Two lists LINDXA and LINDXAU are built. LINDXA contains the local
index of the rows I have that should be copied. LINDXAU contains the
local destination information: if LINDXAU(k) >= 0, row LINDXA(k) of A
is to be copied in U at position LINDXAU(k). Otherwise, row LINDXA(k)
of A should be locally copied into A(-LINDXAU(k),:). In the process
ICURROW, the initial packing algorithm proceeds as follows.

for all entries in IPID,

if IPID(2*i) is in ICURROW,

if IPID(2*i+1) is in ICURROW,

if( IPID(2*i+1) - IA < N )

save corresponding local position

of this row (LINDXA);

save local position (LINDXAU) in U

where this row goes;

[copy row IPID(2*i) in U at position

IPID(2*i+1)-IA; ];

else

save corresponding local position of

this row (LINDXA);

save local position (-LINDXAU) in A

where this row goes;

[copy row IPID(2*i) in my piece of A

at IPID(2*i+1);]

end if

else

find k1 such that IPID(2*k1) = IPID(2*i+1);

copy row IPID(2*i) in U at position

IPID(2*k1+1)-IA;

save corresponding local position of this

row (LINDXA);

save local position (LINDXAU) in U where

this row goes;

end if

end if

end for

Second, if I am not the current row process ICURROW, all source rows
in IPID that I own are part of U. Indeed, they are swapped with one
row of the current block of rows, and the main factorization
algorithm proceeds one row after each other. The processes different
from ICURROW, should exchange and accumulate those rows until they
receive some data previously owned by the process ICURROW.

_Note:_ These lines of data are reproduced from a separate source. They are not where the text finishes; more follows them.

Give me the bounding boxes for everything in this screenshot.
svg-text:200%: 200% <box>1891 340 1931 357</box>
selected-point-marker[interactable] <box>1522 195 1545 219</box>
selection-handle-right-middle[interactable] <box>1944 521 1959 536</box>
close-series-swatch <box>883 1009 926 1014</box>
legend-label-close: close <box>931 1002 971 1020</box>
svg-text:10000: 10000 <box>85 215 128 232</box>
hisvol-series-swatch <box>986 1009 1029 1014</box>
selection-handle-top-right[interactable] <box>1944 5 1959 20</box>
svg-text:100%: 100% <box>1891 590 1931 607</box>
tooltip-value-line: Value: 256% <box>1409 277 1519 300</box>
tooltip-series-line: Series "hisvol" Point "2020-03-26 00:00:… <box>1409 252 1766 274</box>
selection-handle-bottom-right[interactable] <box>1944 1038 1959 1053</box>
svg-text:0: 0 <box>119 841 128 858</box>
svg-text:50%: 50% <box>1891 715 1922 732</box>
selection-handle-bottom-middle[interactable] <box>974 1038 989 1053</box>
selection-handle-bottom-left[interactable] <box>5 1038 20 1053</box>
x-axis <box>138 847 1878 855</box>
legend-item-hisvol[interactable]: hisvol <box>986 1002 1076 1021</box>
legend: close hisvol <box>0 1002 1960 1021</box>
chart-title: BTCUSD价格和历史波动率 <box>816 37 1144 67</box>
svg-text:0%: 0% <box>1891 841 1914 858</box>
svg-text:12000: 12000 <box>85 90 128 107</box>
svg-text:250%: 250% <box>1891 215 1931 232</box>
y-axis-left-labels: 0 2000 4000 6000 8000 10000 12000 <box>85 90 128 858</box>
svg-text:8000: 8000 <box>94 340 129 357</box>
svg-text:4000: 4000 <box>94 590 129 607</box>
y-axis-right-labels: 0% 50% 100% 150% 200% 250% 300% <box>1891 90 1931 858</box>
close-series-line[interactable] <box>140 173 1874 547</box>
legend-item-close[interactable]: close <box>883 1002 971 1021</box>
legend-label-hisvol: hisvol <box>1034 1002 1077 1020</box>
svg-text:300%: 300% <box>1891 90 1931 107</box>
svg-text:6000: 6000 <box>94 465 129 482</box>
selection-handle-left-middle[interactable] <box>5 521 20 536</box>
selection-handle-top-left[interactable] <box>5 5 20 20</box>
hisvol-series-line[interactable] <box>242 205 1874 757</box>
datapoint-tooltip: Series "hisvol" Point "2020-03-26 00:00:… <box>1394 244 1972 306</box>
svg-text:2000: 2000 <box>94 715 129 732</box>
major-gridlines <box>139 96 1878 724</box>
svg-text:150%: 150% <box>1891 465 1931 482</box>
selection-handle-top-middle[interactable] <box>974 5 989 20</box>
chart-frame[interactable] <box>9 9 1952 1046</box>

In processes different from ICURROW, the initial packing algorithm
proceeds as follows. Consider a row of global index IPID(2*i) that I
own. When I will be receiving data previously owned by ICURROW, i.e.,
U, row IPID(2*i) should replace the row in U at pos. IPID(2*i+1)-IA,
and this particular row of U should be first copied into my piece of
A, at A(il,:), where il is the local row index corresponding to
IPID(2*i). Now,initially, this row will be packed into workspace, say
as the kth row of that work array. The following algorithm sets
LINDXAU[k] to IPID(2*i+1)-IA, that is the position in U where the row
should be copied. LINDXA(k) stores the local index in A where this
row of U should be copied, i.e il.

for all entries in IPID,

if IPID(2*i) is not in ICURROW,

copy row IPID(2*i) in work array;

save corresponding local position

of this row (LINDXA);

save position (LINDXAU) in U where

this row should be copied;

end if

end for

Since we are at it, we also globally figure out how many rows every
process has. That is necessary, because it would rather be cumbersome
to figure it on the fly during the bi-directional exchange phase.
This information is kept in the array LLEN of size NPROW. Also note
that the arrays LINDXA and LINDXAU are of max length equal to 2*N.